If a non working spouse reaches age 65 can they also get medicare for the low premium, or do they have to pay more if they didn't pay in? Does the spousal benefit work for medicare?
 
not always true. In the postal service you don't pay into SS but you also cannot claim on a spouse.

If a non working spouse reaches age 65 can they also get medicare for the low premium, or do they have to pay more if they didn't pay in? Does the spousal benefit work for medicare?
My understanding is you can qualify on your spouse's benefit. The website at socialsecurity.gov is pretty informative.
 
I think they are covered by Medicare but not SS. Employees that started after 1984 in Chicago started paying into Medicare but not SS. That being said if they had a government pension and somehow found outside work to be eligible for SS their benefit would be greatly reduced by GPO/WEP.


Would you care to provide some evidence to back up your thinking or are you just spouting off stuff? Hint I read links from 3rd party sources.

As the GAO reports says it is 25% of public employee who don't pay SS taxes, but many of them receive SS benefits for other reasons. It doesn't make any discussion of Medicare. I get that in IL many worker aren't covered by SS, like many things regarding government IL is the exception not the rule. For instance the number of former governors serving prison sentences.
 
Would you care to provide some evidence to back up your thinking or are you just spouting off stuff? Hint I read links from 3rd party sources.

As the GAO reports says it is 25% of public employee who don't pay SS taxes, but many of them receive SS benefits for other reasons.
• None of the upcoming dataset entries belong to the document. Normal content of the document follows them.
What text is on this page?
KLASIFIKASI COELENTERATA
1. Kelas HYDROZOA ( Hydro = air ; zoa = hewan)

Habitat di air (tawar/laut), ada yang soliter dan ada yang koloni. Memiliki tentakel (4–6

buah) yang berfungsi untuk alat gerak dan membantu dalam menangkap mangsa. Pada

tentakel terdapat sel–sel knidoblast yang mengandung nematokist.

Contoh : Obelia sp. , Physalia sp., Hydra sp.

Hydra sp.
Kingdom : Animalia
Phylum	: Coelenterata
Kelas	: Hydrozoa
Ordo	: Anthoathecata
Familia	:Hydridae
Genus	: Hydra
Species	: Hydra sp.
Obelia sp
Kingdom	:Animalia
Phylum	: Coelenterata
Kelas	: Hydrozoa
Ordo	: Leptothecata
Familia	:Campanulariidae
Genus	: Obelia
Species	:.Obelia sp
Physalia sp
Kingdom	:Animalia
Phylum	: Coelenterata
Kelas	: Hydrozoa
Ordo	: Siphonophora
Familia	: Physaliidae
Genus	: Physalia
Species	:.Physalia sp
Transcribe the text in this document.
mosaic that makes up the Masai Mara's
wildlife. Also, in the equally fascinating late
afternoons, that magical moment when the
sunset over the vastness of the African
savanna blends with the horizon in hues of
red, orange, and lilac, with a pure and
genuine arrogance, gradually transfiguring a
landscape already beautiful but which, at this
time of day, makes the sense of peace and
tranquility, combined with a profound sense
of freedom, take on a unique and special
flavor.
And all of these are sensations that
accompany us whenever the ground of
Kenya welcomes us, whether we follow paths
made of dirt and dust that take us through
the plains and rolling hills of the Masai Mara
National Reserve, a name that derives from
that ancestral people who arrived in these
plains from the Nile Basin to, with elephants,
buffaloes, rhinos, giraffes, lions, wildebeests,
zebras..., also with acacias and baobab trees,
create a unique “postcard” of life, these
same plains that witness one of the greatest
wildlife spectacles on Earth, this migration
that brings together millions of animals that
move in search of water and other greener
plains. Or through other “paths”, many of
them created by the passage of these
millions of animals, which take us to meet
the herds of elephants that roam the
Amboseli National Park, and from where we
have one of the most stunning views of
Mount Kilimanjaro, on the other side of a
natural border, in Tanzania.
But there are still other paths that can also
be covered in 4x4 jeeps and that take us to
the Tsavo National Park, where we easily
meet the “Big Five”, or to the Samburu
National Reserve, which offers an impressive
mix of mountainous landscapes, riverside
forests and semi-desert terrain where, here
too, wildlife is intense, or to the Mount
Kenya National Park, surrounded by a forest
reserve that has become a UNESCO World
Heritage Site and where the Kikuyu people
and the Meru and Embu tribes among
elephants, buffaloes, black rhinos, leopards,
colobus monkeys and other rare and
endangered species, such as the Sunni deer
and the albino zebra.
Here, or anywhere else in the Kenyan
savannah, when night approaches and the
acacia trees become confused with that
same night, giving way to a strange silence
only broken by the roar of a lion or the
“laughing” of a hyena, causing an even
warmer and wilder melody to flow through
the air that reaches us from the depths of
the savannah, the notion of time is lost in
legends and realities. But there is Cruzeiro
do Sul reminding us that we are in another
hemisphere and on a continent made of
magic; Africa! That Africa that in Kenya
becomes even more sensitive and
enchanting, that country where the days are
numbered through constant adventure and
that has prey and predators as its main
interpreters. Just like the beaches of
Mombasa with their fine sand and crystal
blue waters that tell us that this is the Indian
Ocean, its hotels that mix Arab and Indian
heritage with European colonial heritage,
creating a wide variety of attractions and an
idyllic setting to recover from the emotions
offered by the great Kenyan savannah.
It doesn't make any discussion of Medicare. I get that in IL many worker aren't covered by SS, like many things regarding government IL is the exception not the rule. For instance the number of former governors serving prison sentences.
I stand corrected. It is in Illinois where 80% are not covered by SS. I can't speak to the rest of the country. But again if a public employee is eligible for SS, his or her benefit will be reduced by GPO (Government Pension Offset). Go to the social security website and look it up. Also being a retiree of the City of Chicago they started paying into Medicare after 1984 so those employees when they retire will be eligible for a Medicare benefit only at 65. Anyone that started before 1984 was not eligible to participate.
 
By the way, clifp, I'm just stating the facts as I know them here in Illinois and not spouting off. By the way, how is the weather in Hawaii?
 
Well, it is true that some public employees do not pay into SS, and some then retire and work a few years at a private sector job that requires paying into SS (or work those years before the public job), and then collect a HUGE SS payout (HUGE in relative terms - SS pays relatively higher for those first years/$s).

In some cases there are adjustments for this effect.

-ERD50

I don't agree. You need to pay into SS for 10 years to qualify. Additionally if you have a retirement benefit from a job where you didn't pay into SS any SS payments you might get from a job where you did pay into SS is reduced using the Windfall Elimination Provision.